VII
С сего момента и впредь едва ли можно полагаться на мои
впечатления — я, право, не оставляю еще последней отчаянной надежды,
что все это составляет лишь какой-то бесовский сон или помрачение,
вызванное горячкой. Лихорадка сжигала мой мозг, и я воспринимал все как
бы сквозь пелену — порой с некоторыми пробелами.
Луч фонаря бессильно падал во всепоглощающий мрак, выхватывая
химерические видения знакомых до дурноты стен и резьбы, погубленной
вековым упадком. В одном месте обрушился громадный кусок сводчатого
потолка, так что мне пришлось перебираться через высокую гору камней,
досягающую почти до самых иззубрин уродливых сталактитов на
исковерканном своде.
Все это был кошмар, доведенный до своего абсолюта, который еще
усугублялся кощунственным зудом воспаленной псевдопамяти. Привычно
знакомым не было только одно — мой собственный рост в отношении к
великанским стенам. Меня угнетало непривычное чувство собственной
малости, словно видеть эти дыблющиеся стены с высоты человеческого
роста было совершенно внове и противу естества. Снова и снова я нервно
окидывал себя взглядом, смутно расстроенный своим обликом человека.
Все дальше сквозь черноту бездны, спотыкаясь и снова кидаясь
вперед, стремился я; часто падал и ранил себя, а однажды едва не разбил
фонарь.
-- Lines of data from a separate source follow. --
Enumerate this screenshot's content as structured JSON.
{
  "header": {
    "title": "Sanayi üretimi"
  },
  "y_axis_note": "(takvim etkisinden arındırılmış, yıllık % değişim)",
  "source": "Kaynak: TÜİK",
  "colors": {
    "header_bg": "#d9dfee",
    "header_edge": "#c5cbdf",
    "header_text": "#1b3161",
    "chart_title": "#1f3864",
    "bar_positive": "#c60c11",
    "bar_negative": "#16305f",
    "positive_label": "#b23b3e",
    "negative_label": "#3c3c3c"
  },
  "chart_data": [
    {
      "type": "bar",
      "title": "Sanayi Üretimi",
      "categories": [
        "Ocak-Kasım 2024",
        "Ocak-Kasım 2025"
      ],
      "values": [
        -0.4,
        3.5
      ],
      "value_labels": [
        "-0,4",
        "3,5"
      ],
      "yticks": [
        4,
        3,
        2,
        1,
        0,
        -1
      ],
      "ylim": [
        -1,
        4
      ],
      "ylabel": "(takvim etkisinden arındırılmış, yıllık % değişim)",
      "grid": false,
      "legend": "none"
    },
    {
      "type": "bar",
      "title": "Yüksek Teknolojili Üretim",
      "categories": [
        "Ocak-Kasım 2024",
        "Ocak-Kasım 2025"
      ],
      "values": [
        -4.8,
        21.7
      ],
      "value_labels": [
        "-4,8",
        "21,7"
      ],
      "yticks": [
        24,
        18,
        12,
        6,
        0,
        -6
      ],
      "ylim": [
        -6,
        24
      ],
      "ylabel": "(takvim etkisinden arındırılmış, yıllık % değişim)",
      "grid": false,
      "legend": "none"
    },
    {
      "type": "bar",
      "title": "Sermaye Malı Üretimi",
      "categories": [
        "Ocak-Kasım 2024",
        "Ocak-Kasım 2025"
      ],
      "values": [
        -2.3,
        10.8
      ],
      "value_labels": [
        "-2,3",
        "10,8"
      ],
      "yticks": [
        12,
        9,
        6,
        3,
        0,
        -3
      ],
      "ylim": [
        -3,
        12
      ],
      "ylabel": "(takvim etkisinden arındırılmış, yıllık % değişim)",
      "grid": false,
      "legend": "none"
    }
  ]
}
Я знал каждый камень и закоулок этой дьявольской бездны и во
многих местах останавливался, чтобы направить луч света в проемы
обваливающихся, запруженных мусором, но тем не менее знакомых арок.
Некоторые залы постигло окончательное разрушение; другие стояли
голыми или полными исковерканных обломков. В нескольких я видел
скопища металлических остовов, то почти нетронутых, то изломанных,
раздавленных или расплющенных, которые я признавал за колоссальные
постаменты или столы из своих сновидений. Чем они могли быть в
действительности, я не рискнул гадать.
Я нашел ведущий вниз скат и начал спускаться; спуск, однако, вскоре
был прерван разверзнутой пропастью с неровными краями, в самом узком
месте никак не меньше четырех футов. Здесь кладка провалилась насквозь,
обнаружив немереные, черные, как сажа, бездны.
Я знал, что в этом гигантском здании есть еще два подвальных уровня,
и содрогнулся в приступе панического страха, вспомнив забранный
железными скрепами люк на самом нижнем из них. Теперь его можно было
не охранять, ибо то, что гнездилось под ним, давно сделало свое страшное
дело. Ко времени постантропоморфной расы жуков смерть возьмет его
окончательно. И все же при мысли о туземных легендах меня заново
пронизала дрожь.
Мне стоило страшного усилия преодолеть зев этой пропасти,
поскольку усеянный обломками пол не позволял сделать разбега, но
безумие гнало меня вперед. Я выбрал место у стены по левую руку, где
расселина была
у
же и пятачок, на который я должен был приземлиться,
относительно чист от угрожающих осколков, и, пережив катастрофический
миг, в целости и сохранности достиг противоположного края.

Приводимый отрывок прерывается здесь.